In our case, the system \(\mathbf{y}^{\prime} = A\mathbf{y}\) represents such a model, where \(A\) is a 3x3 matrix affecting the function's behavior over time.
By expressing the system in matrix form, it allows us to use tools like eigenvalues and eigenvectors for simplifying and solving the equations.
This system of ODEs leads us to the eigenvectors and eigenvalues that help form solutions of the system. Finding these values is the core initial step in tackling these types of problems effectively.

Characteristic Equation

The characteristic equation plays a fundamental role in obtaining eigenvalues for the linear system's matrix.
The process involves several steps:

• Form the matrix \(A - \lambda I\), where \(\lambda\) is a scalar that we apply to each element of the identity matrix \(I\).
• Calculate the determinant of this matrix, \(\text{det}(A - \lambda I)\), to form a polynomial equation.
• The roots of this polynomial provide the eigenvalues, which are vital in constructing the system's solutions.
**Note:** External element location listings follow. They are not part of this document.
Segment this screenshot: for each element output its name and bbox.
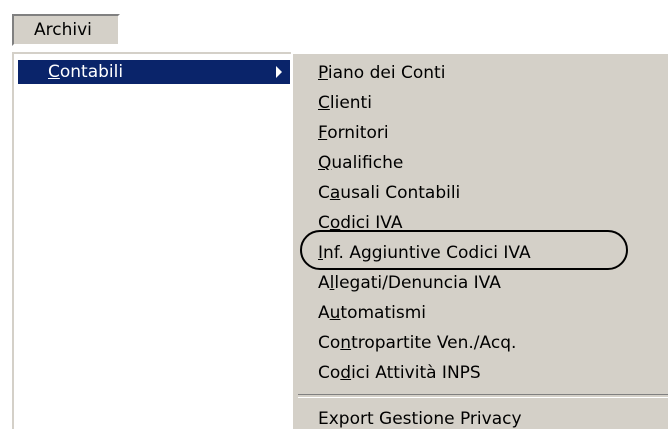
submenu-arrow-icon — [276, 66, 282, 78]
submenu-item-automatismi[interactable]: Automatismi — [318, 301, 426, 325]
submenu-item-fornitori[interactable]: Fornitori — [318, 121, 389, 145]
submenu-item-allegati-denuncia-iva[interactable]: Allegati/Denuncia IVA — [318, 271, 501, 295]
menu-archivi[interactable]: Archivi — [12, 14, 120, 46]
submenu-item-causali-contabili[interactable]: Causali Contabili — [318, 181, 460, 205]
menu-separator — [298, 394, 668, 398]
submenu-item-piano-dei-conti[interactable]: Piano dei Conti — [318, 61, 445, 85]
screen: Archivi Contabili Piano dei Conti Client… — [0, 0, 668, 429]
menu-item-contabili[interactable]: Contabili — [18, 60, 290, 84]
submenu-item-contropartite[interactable]: Contropartite Ven./Acq. — [318, 331, 516, 355]
submenu-item-qualifiche[interactable]: Qualifiche — [318, 151, 403, 175]
menu-archivi-label: Archivi — [34, 20, 92, 40]
menu-item-contabili-label: Contabili — [48, 62, 124, 82]
highlight-ellipse-annotation — [300, 230, 628, 270]
submenu-item-codici-attivita-inps[interactable]: Codici Attività INPS — [318, 361, 481, 385]
submenu-item-export-gestione-privacy[interactable]: Export Gestione Privacy — [318, 407, 522, 429]
submenu-item-clienti[interactable]: Clienti — [318, 91, 372, 115]
archivi-dropdown: Contabili — [12, 52, 295, 429]
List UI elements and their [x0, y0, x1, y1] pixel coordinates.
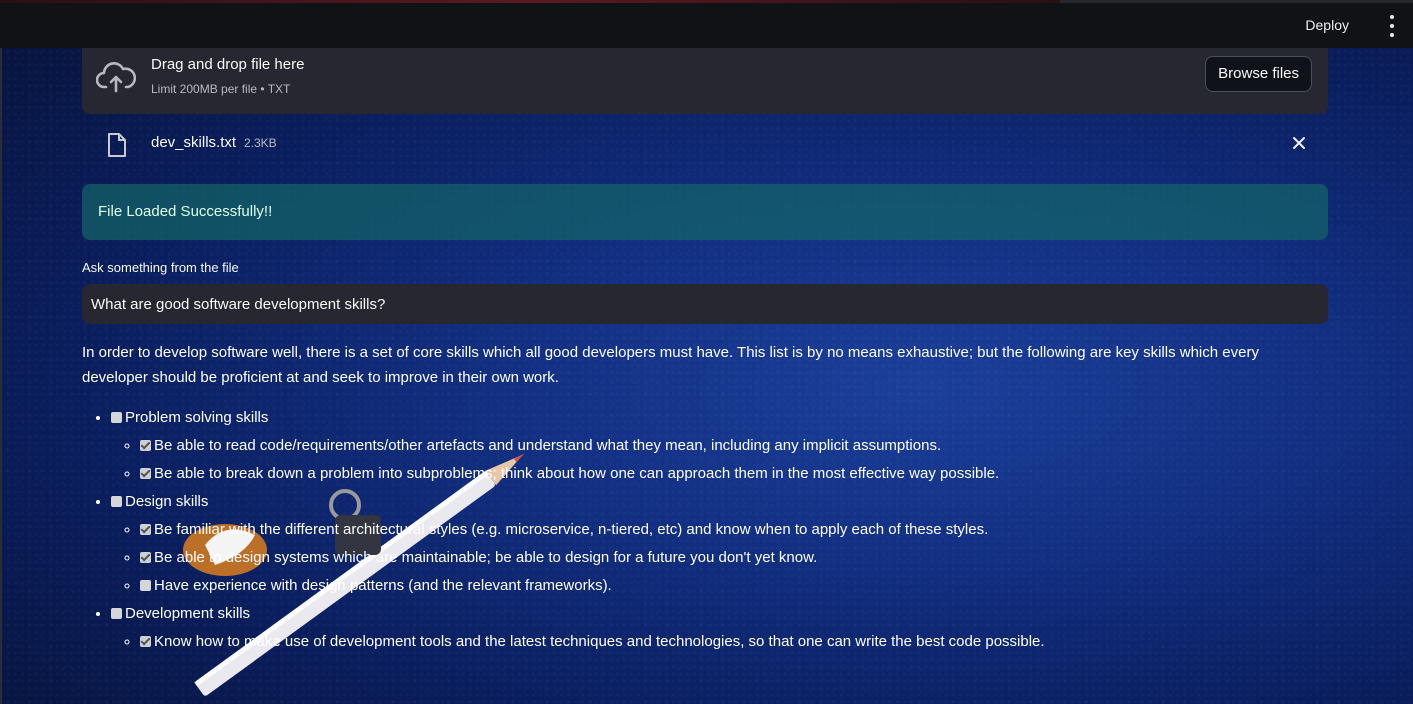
task-checkbox[interactable]	[111, 496, 122, 507]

Eigenvalues derived from the characteristic equation help us know how the system behaves in terms of stability and oscillation patterns.

General Solution of Differential Equations

Once eigenvalues and eigenvectors are determined, they contribute to the general solution of the differential equation system.
The general solution \(\mathbf{y}(t)\) is expressed as a combination of exponential functions based on the eigenvalues:

• \(\mathbf{y}(t) = c_1e^{\lambda_1t}\mathbf{v}_1 + c_2e^{\lambda_2t}\mathbf{v}_2 + c_3e^{\lambda_3t}\mathbf{v}_3\) involves multiplying each eigenvector by an exponential function of its corresponding eigenvalue \(\lambda_i\).
• The constants \(c_1, c_2, c_3\) are determined using initial conditions that confirm the solution fits the specifics of the problem.

This technique generalizes to any size of systems and helps resolve complex interdependent systems in linear algebra and differential equations.